General election: Expert view on UKIP in Wales
Nye Davies from Cardiff University's Wales Governance Centre assesses the prospects for UKIP at the general election.
If the latest polling data is anything to go by then we are about to witness one of the quickest declines a political party has faced in recent times. In the 2016 Welsh Assembly election UKIP won 12.5% of the constituency vote and 13% of the regional vote. For the upcoming election, polling data from the Wales Governance Centre puts UKIP on 5%. This is an 8% drop from opinion polls in January, a remarkable decline in such a short amount of time.
With UKIP voters seemingly moving in their droves to the Conservatives as Theresa May asks for a "strong hand" in Brexit negotiations, it is difficult to see what the party can offer. UKIP's entire purpose has been to campaign for the UK to leave the EU - now that this is happening, what else does the party offer? How will the party approach the upcoming general election, particularly in Wales? There have already been reports that UKIP is not standing candidates against pro-Brexit Tories. In fact, UKIP is fielding candidates in only 377 seats and 32 out of 40 seats in Wales - this is significant as the party fielded candidates in all 40 seats in 2015. This has been put down to the timing of the election and the costs involved with fielding candidates.
Despite this, according to UKIP's assembly group leader Neil Hamilton, voters need to vote UKIP in order to ensure Brexit is delivered. Speaking to BBC Radio Wales recently, he accused Theresa May of being a "tepid" Remainer and argued that she would not be able to control immigration as prime minister even if the UK left the EU, citing her previous record on immigration from outside the EU while home secretary as evidence of this.

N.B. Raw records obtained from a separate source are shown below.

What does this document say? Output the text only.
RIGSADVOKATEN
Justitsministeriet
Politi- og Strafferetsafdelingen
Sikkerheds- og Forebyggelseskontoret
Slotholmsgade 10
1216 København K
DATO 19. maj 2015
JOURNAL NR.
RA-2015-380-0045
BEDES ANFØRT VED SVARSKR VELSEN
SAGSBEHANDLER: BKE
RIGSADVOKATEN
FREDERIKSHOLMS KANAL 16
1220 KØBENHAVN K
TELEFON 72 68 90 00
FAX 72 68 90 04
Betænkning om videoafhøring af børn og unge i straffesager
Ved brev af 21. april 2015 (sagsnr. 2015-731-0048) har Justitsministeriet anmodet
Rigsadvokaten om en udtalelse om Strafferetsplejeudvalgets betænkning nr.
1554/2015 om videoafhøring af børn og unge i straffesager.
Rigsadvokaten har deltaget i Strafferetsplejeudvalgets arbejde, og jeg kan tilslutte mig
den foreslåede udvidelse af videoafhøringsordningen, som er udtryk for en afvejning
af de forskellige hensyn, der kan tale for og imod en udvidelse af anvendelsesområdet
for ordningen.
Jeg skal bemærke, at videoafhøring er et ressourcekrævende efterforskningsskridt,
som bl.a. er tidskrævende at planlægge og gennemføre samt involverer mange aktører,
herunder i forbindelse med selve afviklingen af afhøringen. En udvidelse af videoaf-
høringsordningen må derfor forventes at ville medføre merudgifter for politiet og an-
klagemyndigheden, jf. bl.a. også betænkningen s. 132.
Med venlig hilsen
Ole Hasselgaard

In terms of any particular Welsh strategy, a search through UKIP's social media sites reveals that there isn't any. Most of the election campaign material posted is simply reposted from the central UKIP accounts. Perhaps it might be expected that the party in Wales would make more of the fact that it actually has five members of the Welsh Assembly - more than the Lib Dems. However, this is the Brexit election - Mr Hamilton himself has posited the vote on 8 June as "a bit of a referendum in itself on the Brexit process". UKIP will hope that it still has a chance to push its core message regarding Brexit and the EU, but it is likely to get lost in the noise of Corbyn vs May.
Another indicator that pushing its record in Wales will be unhelpful is the results from the latest Welsh Political Barometer poll. Respondents were asked to rate all the UK and Welsh party leaders - Neil Hamilton averaged only two out of 10. My Wales Governance Centre colleague Prof Roger Scully recently stated that he was "not aware of any party leader, anywhere, that has ever scored as badly on a similar question. Even among those who voted UKIP in 2015, [Mr] Hamilton fails to average as high as three out of 10". It seems as though the increased visibility of Neil Hamilton since he became leader of UKIP in Wales has had a detrimental effect.
This election may prove to be very difficult for UKIP. As many figures in the party have noted, it has come at an inopportune time. After the UK voted to leave the EU, there is a serious question as to what the role of UKIP is to be over the next few years. Notable figures have already left, such as Mark Reckless in the assembly and Douglas Carswell at Westminster. If the party is struggling to keep hold of politicians, it will also have difficulty trying to keep hold of voters. UKIP's economic spokesman Patrick O'Flynn argued that in light of the vote for Brexit, UKIP had become "the most successful pressure group of the entire 21st Century". With UKIP's raison d'etre being diminished post-Brexit, minority party status is likely to be where it is heading.